Transformation in action
Gemini securities trading platform: Following approval of Shanghai-Hong Kong Stock Connect, a scheme to allow trading between the Chinese mainland and Hong Kong, Huawei and Infocast jointly launched Gemini in late 2014. The solution’s application layer ensures trading speed and efficiency, enabling huge numbers of concurrent transactions in real-time with zero faults. At the facilities level, Huawei’s FusionCube applied ultra-low latency flash-memory technology and dual-layer architecture to improve the processing capability of the HKEx Business Support System (BSS) for single customers to 1,000 orders per second, double the next highest level in the industry. Gemini can connect to more than 10 BSSs concurrently to process up to 10,000 orders per second, and has slashed the processing latency of each trade by 90 percent.
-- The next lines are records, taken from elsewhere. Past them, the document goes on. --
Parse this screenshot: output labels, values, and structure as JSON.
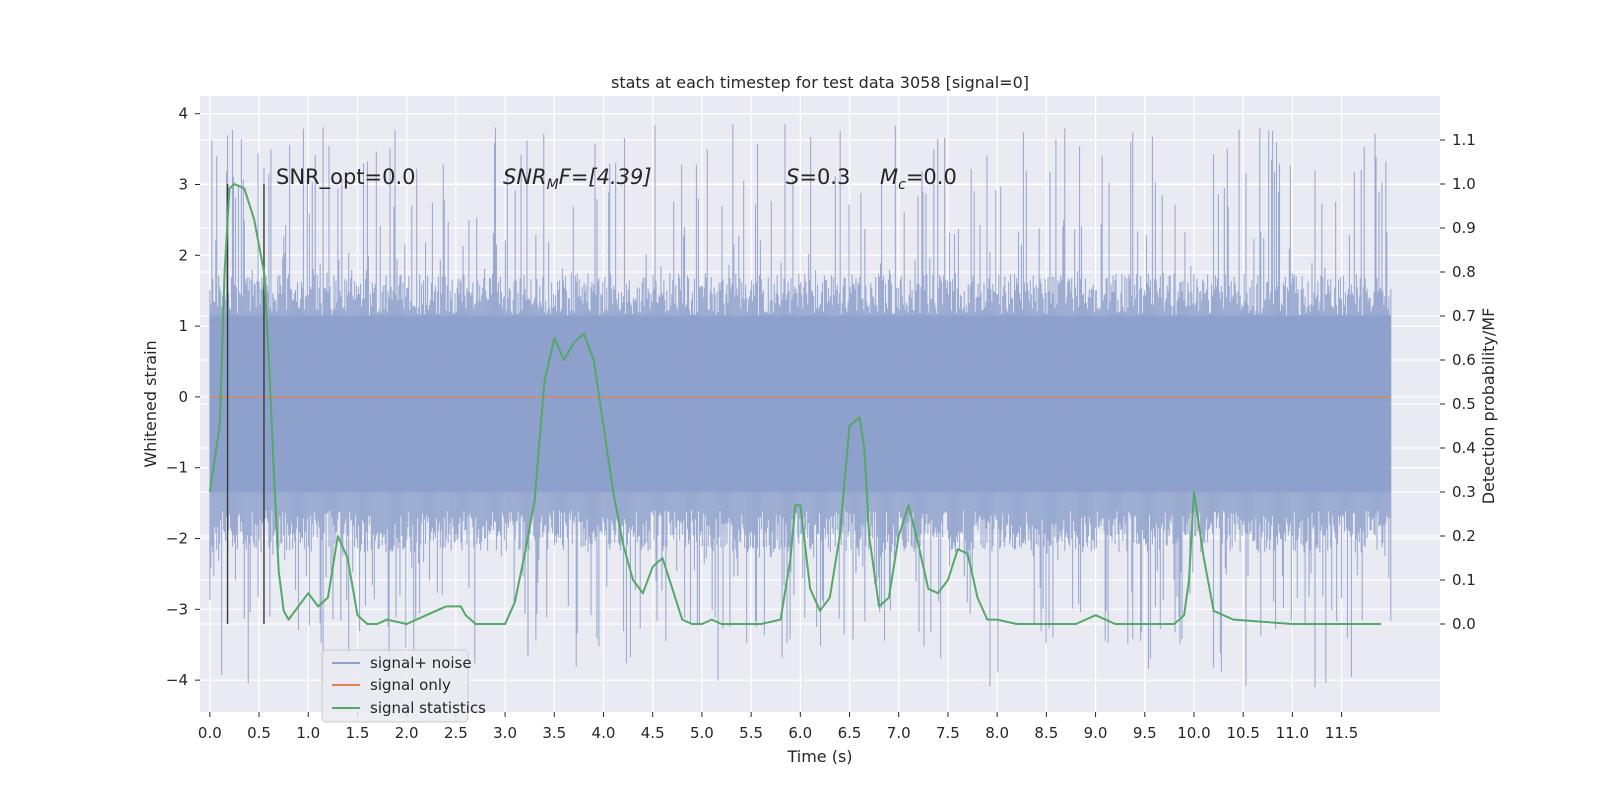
{
  "chart_data": {
    "type": "line",
    "title": "stats at each timestep for test data 3058 [signal=0]",
    "xlabel": "Time (s)",
    "ylabel_left": "Whitened strain",
    "ylabel_right": "Detection probability/MF",
    "xlim": [
      -0.1,
      12.5
    ],
    "ylim_left": [
      -4.45,
      4.25
    ],
    "ylim_right": [
      -0.2,
      1.2
    ],
    "x_ticks": [
      "0.0",
      "0.5",
      "1.0",
      "1.5",
      "2.0",
      "2.5",
      "3.0",
      "3.5",
      "4.0",
      "4.5",
      "5.0",
      "5.5",
      "6.0",
      "6.5",
      "7.0",
      "7.5",
      "8.0",
      "8.5",
      "9.0",
      "9.5",
      "10.0",
      "10.5",
      "11.0",
      "11.5"
    ],
    "y_left_ticks": [
      "4",
      "3",
      "2",
      "1",
      "0",
      "−1",
      "−2",
      "−3",
      "−4"
    ],
    "y_right_ticks": [
      "1.1",
      "1.0",
      "0.9",
      "0.8",
      "0.7",
      "0.6",
      "0.5",
      "0.4",
      "0.3",
      "0.2",
      "0.1",
      "0.0"
    ],
    "grid": true,
    "annotations": {
      "snr_opt": "SNR_opt=0.0",
      "snr_mf_base": "SNR",
      "snr_mf_sub": "M",
      "snr_mf_rest": "F=[4.39]",
      "s_sym": "S",
      "s_rest": "=0.3",
      "mc_base": "M",
      "mc_sub": "c",
      "mc_rest": "=0.0"
    },
    "vertical_markers": [
      0.18,
      0.55
    ],
    "series": [
      {
        "name": "signal+ noise",
        "color": "#8da0cb",
        "axis": "left",
        "x_range": [
          0.0,
          12.0
        ],
        "envelope_core": [
          -1.35,
          1.15
        ],
        "envelope_outer": [
          -2.2,
          1.75
        ],
        "extremes": [
          -4.1,
          3.85
        ]
      },
      {
        "name": "signal only",
        "color": "#dd8452",
        "axis": "left",
        "x": [
          0.0,
          12.0
        ],
        "values": [
          0.0,
          0.0
        ]
      },
      {
        "name": "signal statistics",
        "color": "#55a868",
        "axis": "right",
        "x": [
          0.0,
          0.1,
          0.15,
          0.2,
          0.25,
          0.35,
          0.45,
          0.55,
          0.6,
          0.65,
          0.7,
          0.75,
          0.8,
          0.9,
          1.0,
          1.1,
          1.2,
          1.3,
          1.4,
          1.5,
          1.6,
          1.7,
          1.8,
          2.0,
          2.2,
          2.4,
          2.55,
          2.6,
          2.7,
          2.8,
          3.0,
          3.1,
          3.2,
          3.3,
          3.4,
          3.5,
          3.6,
          3.7,
          3.8,
          3.9,
          4.0,
          4.1,
          4.2,
          4.3,
          4.4,
          4.5,
          4.6,
          4.7,
          4.8,
          4.9,
          5.0,
          5.1,
          5.2,
          5.4,
          5.6,
          5.8,
          5.9,
          5.95,
          6.0,
          6.1,
          6.2,
          6.3,
          6.4,
          6.5,
          6.6,
          6.65,
          6.7,
          6.8,
          6.9,
          7.0,
          7.1,
          7.2,
          7.3,
          7.4,
          7.5,
          7.6,
          7.7,
          7.8,
          7.9,
          8.0,
          8.2,
          8.5,
          8.8,
          9.0,
          9.2,
          9.5,
          9.8,
          9.9,
          9.95,
          10.0,
          10.1,
          10.2,
          10.4,
          11.0,
          11.4,
          11.8,
          11.9
        ],
        "values": [
          0.3,
          0.45,
          0.8,
          0.99,
          1.0,
          0.99,
          0.92,
          0.8,
          0.6,
          0.35,
          0.12,
          0.03,
          0.01,
          0.04,
          0.07,
          0.04,
          0.06,
          0.2,
          0.15,
          0.02,
          0.0,
          0.0,
          0.01,
          0.0,
          0.02,
          0.04,
          0.04,
          0.02,
          0.0,
          0.0,
          0.0,
          0.05,
          0.16,
          0.28,
          0.55,
          0.65,
          0.6,
          0.64,
          0.66,
          0.6,
          0.45,
          0.3,
          0.18,
          0.1,
          0.07,
          0.13,
          0.15,
          0.08,
          0.01,
          0.0,
          0.0,
          0.01,
          0.0,
          0.0,
          0.0,
          0.01,
          0.15,
          0.27,
          0.27,
          0.08,
          0.03,
          0.06,
          0.2,
          0.45,
          0.47,
          0.4,
          0.2,
          0.04,
          0.06,
          0.2,
          0.27,
          0.18,
          0.08,
          0.07,
          0.1,
          0.17,
          0.16,
          0.06,
          0.01,
          0.01,
          0.0,
          0.0,
          0.0,
          0.02,
          0.0,
          0.0,
          0.0,
          0.02,
          0.1,
          0.3,
          0.15,
          0.03,
          0.01,
          0.0,
          0.0,
          0.0,
          0.0
        ]
      }
    ],
    "legend": {
      "placement": "lower-left",
      "entries": [
        "signal+ noise",
        "signal only",
        "signal statistics"
      ]
    }
  }
}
Huawei has helped many enterprises in the financial industry accelerate their business and improve scalability through smart and intelligent network optimization, improving user experience at the device level and boosting retrieval, processing, and transmission via the Huawei Cloud and underlying Huawei Servers and storage solutions.
The rules of the game are changing as financial services extend past the brick and mortar walls of banks and integrate more deeply with e-commerce. The industry will have to continue to accelerate digital readiness and the transformation journey, through innovative people, processes, culture, and technology to increase relevance and personal context. This can lead to a better life for individuals, better business for enterprises and ecosystems, and a better society where divisions are bridged and everyone benefits.
If banks avoid digital transformation, the customer experience will continue to erode, which will cripple growth and hand profits over to non-traditional financial service entrants to the market who can and will disrupt the traditional market.
One thing is clear: Financial services companies that invest in the digital ecosystem of partnerships can accelerate digital transformation.